Staying with the theme of what’s next for Medicare over the next 50 years let’s talk about Medicare Part A, B and even C.
Medicare Part A covers inpatient hospital services, Part B covers outpatient services and doctor visits, Part C contains Medicare Advantage plans, Part D is prescription drug coverage. I’ve simplified the coverage of each of the parts of Medicare but you get the idea. At this point only Part A and B are guaranteed. The Medicare Advantage Plans and Part D coverage are optional.
Medicare Advantage Plans are private plans that offer alternative coverage that resembles commercial insurance and enrollment is growing sharply. The current health law mantra seeks to cut the rate at which the government reimburses insurers to make it closer to what it spends on beneficiaries in traditional Medicare. Nearly a third of beneficiaries are enrolled in Medicare Advantage plans. Many of the plans provide benefits beyond what traditional Medicare covers, such as eyeglasses and dental care, as well as lower out-of-pocket costs. But as federal payment rates decline the plans may become less generous. Another factor to watch is concentration in the Medicare Advantage market with just a handful of insurers now accounting for more than half of the enrollment.
The Medicare Advantage Plans are going to be an indicator of the privatization of Medicare which I talked about in a previous blog and the advantage plans may, over time, evolve to a “buy up” option for seniors who want more coverage.

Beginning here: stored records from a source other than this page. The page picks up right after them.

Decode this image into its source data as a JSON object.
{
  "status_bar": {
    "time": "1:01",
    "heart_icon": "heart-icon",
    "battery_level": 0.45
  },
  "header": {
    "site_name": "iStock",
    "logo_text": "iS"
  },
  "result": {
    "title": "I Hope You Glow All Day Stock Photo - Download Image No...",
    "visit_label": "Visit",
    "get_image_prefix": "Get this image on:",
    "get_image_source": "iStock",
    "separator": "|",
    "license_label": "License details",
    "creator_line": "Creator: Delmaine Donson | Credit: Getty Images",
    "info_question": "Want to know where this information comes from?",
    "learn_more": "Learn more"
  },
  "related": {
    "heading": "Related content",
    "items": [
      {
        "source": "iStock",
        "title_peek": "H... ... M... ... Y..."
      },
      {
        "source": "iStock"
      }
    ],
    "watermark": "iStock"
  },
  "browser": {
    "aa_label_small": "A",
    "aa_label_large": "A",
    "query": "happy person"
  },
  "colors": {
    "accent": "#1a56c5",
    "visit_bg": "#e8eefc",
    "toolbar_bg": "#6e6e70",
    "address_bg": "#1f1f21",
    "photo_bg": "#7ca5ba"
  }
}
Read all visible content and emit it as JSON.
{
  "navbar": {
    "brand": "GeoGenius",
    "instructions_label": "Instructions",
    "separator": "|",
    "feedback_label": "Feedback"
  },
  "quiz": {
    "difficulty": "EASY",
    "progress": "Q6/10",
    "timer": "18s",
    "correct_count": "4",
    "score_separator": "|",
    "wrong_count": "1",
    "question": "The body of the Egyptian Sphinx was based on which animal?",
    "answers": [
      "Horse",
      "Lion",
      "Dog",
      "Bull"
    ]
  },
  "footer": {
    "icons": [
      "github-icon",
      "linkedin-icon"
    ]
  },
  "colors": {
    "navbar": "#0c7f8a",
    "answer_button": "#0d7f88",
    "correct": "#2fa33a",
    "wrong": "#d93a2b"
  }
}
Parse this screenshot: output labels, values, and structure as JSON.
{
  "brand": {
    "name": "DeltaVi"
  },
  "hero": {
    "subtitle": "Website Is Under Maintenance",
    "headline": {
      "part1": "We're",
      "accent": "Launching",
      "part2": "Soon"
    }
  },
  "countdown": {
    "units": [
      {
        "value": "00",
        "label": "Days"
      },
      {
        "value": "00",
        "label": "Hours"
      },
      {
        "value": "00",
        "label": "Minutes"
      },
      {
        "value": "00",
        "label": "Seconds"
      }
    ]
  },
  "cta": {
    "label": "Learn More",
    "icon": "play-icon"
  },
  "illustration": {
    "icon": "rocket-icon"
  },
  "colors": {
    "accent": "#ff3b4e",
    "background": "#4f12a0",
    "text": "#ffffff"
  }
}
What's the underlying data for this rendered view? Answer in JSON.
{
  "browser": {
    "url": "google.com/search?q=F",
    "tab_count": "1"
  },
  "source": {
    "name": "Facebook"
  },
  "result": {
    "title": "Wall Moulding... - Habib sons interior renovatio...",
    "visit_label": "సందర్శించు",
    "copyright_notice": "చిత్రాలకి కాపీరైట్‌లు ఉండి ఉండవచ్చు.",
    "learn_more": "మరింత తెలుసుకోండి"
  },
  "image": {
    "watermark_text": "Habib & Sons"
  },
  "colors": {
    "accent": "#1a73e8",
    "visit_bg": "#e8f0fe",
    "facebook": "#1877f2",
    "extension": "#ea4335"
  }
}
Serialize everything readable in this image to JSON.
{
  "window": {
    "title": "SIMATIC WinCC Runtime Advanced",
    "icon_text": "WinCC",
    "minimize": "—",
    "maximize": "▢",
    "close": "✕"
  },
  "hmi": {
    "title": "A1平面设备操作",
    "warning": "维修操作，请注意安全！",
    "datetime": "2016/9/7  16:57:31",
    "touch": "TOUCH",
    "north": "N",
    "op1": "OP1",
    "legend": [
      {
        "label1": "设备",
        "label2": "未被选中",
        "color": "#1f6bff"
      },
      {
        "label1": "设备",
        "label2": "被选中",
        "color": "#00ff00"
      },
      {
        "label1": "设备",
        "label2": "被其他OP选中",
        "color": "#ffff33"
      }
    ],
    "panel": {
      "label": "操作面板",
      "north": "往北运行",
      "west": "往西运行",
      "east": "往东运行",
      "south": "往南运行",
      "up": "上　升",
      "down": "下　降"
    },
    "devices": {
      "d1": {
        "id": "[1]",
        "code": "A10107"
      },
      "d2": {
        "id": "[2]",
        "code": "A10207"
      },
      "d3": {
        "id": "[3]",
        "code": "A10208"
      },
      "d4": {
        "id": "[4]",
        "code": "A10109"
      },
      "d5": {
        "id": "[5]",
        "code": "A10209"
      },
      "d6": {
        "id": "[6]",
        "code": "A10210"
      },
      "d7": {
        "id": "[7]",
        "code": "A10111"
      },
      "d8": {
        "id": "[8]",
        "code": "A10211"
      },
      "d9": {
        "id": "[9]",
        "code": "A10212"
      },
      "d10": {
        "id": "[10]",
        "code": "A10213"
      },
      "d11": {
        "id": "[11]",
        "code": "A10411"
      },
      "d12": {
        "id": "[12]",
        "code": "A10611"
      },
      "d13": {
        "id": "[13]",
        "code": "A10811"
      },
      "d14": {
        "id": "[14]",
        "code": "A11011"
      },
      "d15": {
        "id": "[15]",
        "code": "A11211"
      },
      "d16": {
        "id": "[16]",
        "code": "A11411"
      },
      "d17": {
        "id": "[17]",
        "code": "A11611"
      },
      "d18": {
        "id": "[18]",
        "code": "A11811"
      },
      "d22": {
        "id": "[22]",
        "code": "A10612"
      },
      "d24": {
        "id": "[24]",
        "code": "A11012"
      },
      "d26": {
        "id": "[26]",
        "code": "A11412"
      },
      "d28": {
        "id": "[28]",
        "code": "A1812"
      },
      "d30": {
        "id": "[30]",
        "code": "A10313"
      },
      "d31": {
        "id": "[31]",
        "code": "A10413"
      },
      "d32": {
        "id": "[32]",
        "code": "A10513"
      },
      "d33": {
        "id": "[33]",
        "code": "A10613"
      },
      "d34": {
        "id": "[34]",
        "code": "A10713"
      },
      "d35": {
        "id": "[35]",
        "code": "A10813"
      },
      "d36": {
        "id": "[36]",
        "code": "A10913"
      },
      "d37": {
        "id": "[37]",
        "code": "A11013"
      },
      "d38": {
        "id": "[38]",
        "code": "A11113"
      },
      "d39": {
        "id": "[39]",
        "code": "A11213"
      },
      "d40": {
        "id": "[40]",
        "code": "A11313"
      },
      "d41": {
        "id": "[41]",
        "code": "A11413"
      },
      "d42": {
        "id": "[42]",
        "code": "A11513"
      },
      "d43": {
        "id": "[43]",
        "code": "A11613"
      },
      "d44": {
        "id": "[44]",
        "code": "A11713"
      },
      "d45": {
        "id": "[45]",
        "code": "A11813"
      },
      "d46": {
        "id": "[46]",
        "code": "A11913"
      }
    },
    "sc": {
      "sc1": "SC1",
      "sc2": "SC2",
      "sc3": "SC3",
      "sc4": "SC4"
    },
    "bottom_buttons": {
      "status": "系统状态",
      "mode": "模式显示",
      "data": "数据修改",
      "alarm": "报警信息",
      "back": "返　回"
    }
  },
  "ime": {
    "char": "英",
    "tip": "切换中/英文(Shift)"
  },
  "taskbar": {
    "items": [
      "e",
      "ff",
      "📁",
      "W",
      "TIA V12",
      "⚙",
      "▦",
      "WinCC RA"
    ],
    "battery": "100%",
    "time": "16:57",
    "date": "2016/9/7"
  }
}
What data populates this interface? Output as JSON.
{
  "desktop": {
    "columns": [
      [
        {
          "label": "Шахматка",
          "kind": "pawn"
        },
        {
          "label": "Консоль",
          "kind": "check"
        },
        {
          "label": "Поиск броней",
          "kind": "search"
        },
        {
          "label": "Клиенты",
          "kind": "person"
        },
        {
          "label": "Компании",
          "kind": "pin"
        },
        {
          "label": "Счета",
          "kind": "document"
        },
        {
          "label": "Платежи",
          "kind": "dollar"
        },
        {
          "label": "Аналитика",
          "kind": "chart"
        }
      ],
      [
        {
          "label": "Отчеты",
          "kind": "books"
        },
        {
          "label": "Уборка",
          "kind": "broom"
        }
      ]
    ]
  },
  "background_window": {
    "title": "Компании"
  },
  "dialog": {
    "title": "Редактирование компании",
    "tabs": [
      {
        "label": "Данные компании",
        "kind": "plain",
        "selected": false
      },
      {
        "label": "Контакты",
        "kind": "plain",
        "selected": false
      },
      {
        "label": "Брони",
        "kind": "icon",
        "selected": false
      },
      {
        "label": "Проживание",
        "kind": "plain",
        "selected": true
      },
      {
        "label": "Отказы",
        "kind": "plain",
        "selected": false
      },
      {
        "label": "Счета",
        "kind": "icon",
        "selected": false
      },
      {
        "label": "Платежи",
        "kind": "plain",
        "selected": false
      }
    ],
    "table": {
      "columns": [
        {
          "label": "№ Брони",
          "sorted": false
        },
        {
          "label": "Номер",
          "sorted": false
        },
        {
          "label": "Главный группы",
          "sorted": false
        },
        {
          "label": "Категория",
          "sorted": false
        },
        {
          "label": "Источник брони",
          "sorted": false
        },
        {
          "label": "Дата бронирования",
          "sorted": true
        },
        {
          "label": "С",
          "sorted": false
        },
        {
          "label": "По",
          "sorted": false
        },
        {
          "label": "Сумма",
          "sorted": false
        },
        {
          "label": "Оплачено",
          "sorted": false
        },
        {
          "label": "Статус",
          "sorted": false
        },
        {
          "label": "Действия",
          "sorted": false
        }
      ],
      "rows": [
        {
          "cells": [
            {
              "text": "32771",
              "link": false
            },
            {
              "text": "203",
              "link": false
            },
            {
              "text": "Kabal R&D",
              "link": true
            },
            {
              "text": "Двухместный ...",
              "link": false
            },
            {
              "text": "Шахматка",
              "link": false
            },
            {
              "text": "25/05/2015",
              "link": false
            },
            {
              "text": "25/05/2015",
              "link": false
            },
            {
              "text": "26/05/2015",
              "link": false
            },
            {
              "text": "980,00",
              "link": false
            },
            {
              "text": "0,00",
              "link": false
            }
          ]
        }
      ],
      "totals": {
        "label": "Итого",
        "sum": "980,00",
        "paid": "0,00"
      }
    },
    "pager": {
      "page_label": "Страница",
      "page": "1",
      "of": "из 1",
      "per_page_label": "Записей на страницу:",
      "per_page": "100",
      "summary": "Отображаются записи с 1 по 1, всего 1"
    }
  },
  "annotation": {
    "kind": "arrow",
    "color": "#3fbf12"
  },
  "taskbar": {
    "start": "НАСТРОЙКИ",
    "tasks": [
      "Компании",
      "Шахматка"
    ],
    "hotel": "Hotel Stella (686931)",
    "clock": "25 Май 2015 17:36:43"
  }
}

Lines between Part A and Part B get confused at times and patients have a different amount of out-of-pocket exposure between the two. Part A covers services at 100%, Part B has a co-insurance amount but neither has an out-of-pocket cap. So someone utilizing Part B services is on the hook for an unlimited amount of potential out-of-pocket expense. I believe we’ll see deductibles come into existence and out-of-pocket spending caps become reality over time. I believe both will be tied to income.
I don’t have a crystal ball and I don’t know what’s in store for Medicare over the next 50 years but I do know it will be different and in 25 years I’ll have a very vested interest in what Medicare covers because at that point I will be a beneficiary!